PHP date showing '1970-01-01 ' after conversion

January 1, 1970 is the so called Unix epoch. It's the date where they started counting the Unix time. If you get this date as a return value, it usually means that the conversion of your date to the Unix timestamp returned a (near-) zero result. So the date conversion doesn't succeed. Most likely because it receives a wrong input.

In other words, your strtotime($date1) returns 0, meaning that $date1 is passed in an unsupported format for the strtotime function.

$inputDate = '07/05/-0001'; $dateStrVal = strtotime($inputDate); if(empty($dateStrVal)) { echo 'Given date is wrong'; } else{ echo 'Date is correct'; } 

O/P : Given date is wrong

$date1 = $_REQUEST['date']; if($date1) { $date1 = date( 'Y-m-d', strtotime($date1)); } else { $date1 = ''; } 

This will display properly when there is a valid date() in $date and display nothing if not.
Solved the issue for me.

Another workaround:

Convert datepicker dd/mm/yyyy to yyyy-mm-dd

$startDate = trim($_POST['startDate']); $startDateArray = explode('/',$startDate); $mysqlStartDate = $startDateArray[2]."-".$startDateArray[1]."-".$startDateArray[0]; $startDate = $mysqlStartDate; 

The issue is when your data is set to 000-00-00 or empty you must double-check and give the correct information and this issue will go away. I hope this helps.
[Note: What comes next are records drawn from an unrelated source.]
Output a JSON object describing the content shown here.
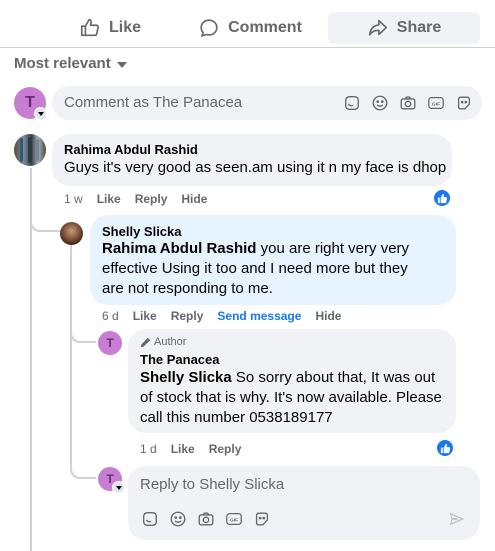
{
  "actions": {
    "like_label": "Like",
    "comment_label": "Comment",
    "share_label": "Share"
  },
  "sort": {
    "label": "Most relevant"
  },
  "top_composer": {
    "avatar_letter": "T",
    "placeholder": "Comment as The Panacea"
  },
  "comments": [
    {
      "author": "Rahima Abdul Rashid",
      "text": "Guys it's very good as seen.am using it n my face is dhop",
      "time": "1 w",
      "like": "Like",
      "reply": "Reply",
      "hide": "Hide"
    }
  ],
  "reply1": {
    "author": "Shelly Slicka",
    "mention": "Rahima Abdul Rashid",
    "text": " you are right very very effective Using it too and I need more but they are not responding to me.",
    "time": "6 d",
    "like": "Like",
    "reply": "Reply",
    "send_message": "Send message",
    "hide": "Hide"
  },
  "reply2": {
    "badge": "Author",
    "author": "The Panacea",
    "avatar_letter": "T",
    "mention": "Shelly Slicka",
    "text": " So sorry about that, It was out of stock that is why. It's now available. Please call this number 0538189177",
    "time": "1 d",
    "like": "Like",
    "reply": "Reply"
  },
  "reply_composer": {
    "avatar_letter": "T",
    "placeholder": "Reply to Shelly Slicka"
  },
  "colors": {
    "accent": "#1877f2",
    "avatar_bg": "#c77dd1",
    "highlight_bubble": "#e7f3ff"
  },
  "icons": [
    "like-icon",
    "comment-icon",
    "share-icon",
    "caret-down-icon",
    "sticker-icon",
    "emoji-icon",
    "camera-icon",
    "gif-icon",
    "avatar-sticker-icon",
    "pencil-icon",
    "send-icon",
    "thumbs-up-reaction-icon"
  ]
}
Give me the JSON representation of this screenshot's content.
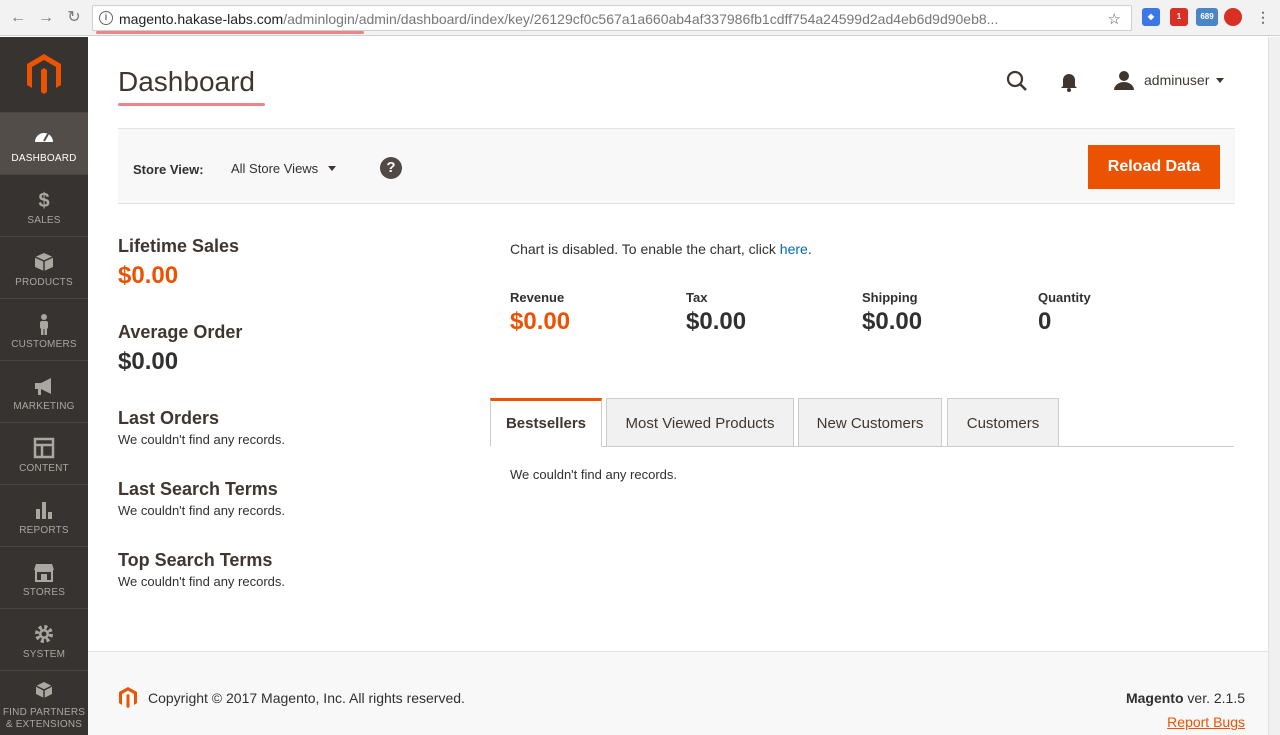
{
  "browser": {
    "url_host": "magento.hakase-labs.com",
    "url_path": "/adminlogin/admin/dashboard/index/key/26129cf0c567a1a660ab4af337986fb1cdff754a24599d2ad4eb6d9d90eb8...",
    "badge_count": "1",
    "badge_689": "689"
  },
  "sidebar": {
    "items": [
      {
        "label": "Dashboard",
        "icon": "dashboard-icon"
      },
      {
        "label": "Sales",
        "icon": "dollar-icon"
      },
      {
        "label": "Products",
        "icon": "box-icon"
      },
      {
        "label": "Customers",
        "icon": "person-icon"
      },
      {
        "label": "Marketing",
        "icon": "megaphone-icon"
      },
      {
        "label": "Content",
        "icon": "layout-icon"
      },
      {
        "label": "Reports",
        "icon": "bar-chart-icon"
      },
      {
        "label": "Stores",
        "icon": "storefront-icon"
      },
      {
        "label": "System",
        "icon": "gear-icon"
      },
      {
        "label": "Find Partners",
        "label2": "& Extensions",
        "icon": "cubes-icon"
      }
    ]
  },
  "header": {
    "title": "Dashboard",
    "username": "adminuser"
  },
  "store_bar": {
    "label": "Store View:",
    "selected": "All Store Views",
    "reload_label": "Reload Data"
  },
  "left": {
    "lifetime_label": "Lifetime Sales",
    "lifetime_value": "$0.00",
    "avg_label": "Average Order",
    "avg_value": "$0.00",
    "last_orders_label": "Last Orders",
    "last_orders_msg": "We couldn't find any records.",
    "last_search_label": "Last Search Terms",
    "last_search_msg": "We couldn't find any records.",
    "top_search_label": "Top Search Terms",
    "top_search_msg": "We couldn't find any records."
  },
  "chart": {
    "msg": "Chart is disabled. To enable the chart, click ",
    "link": "here",
    "period": "."
  },
  "totals": [
    {
      "label": "Revenue",
      "value": "$0.00"
    },
    {
      "label": "Tax",
      "value": "$0.00"
    },
    {
      "label": "Shipping",
      "value": "$0.00"
    },
    {
      "label": "Quantity",
      "value": "0"
    }
  ],
  "tabs": [
    {
      "label": "Bestsellers"
    },
    {
      "label": "Most Viewed Products"
    },
    {
      "label": "New Customers"
    },
    {
      "label": "Customers"
    }
  ],
  "tab_content": "We couldn't find any records.",
  "footer": {
    "copyright": "Copyright © 2017 Magento, Inc. All rights reserved.",
    "product": "Magento",
    "version": " ver. 2.1.5",
    "report": "Report Bugs"
  },
  "colors": {
    "accent": "#eb5202",
    "sidebar": "#373330",
    "link": "#006bb4"
  }
}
Use below code for php 5.3+:

$date = new DateTime('1900-02-15'); echo $date->format('Y-m-d'); 

Use below code for php 5.2:

$date = new DateTime('1900-02-15'); echo $date->format('Y-m-d'); 

finally i have found a one line code to solve this problem

date('d/m/Y', strtotime(str_replace('.', '-', $row['DMT_DATE_DOCUMENT'])));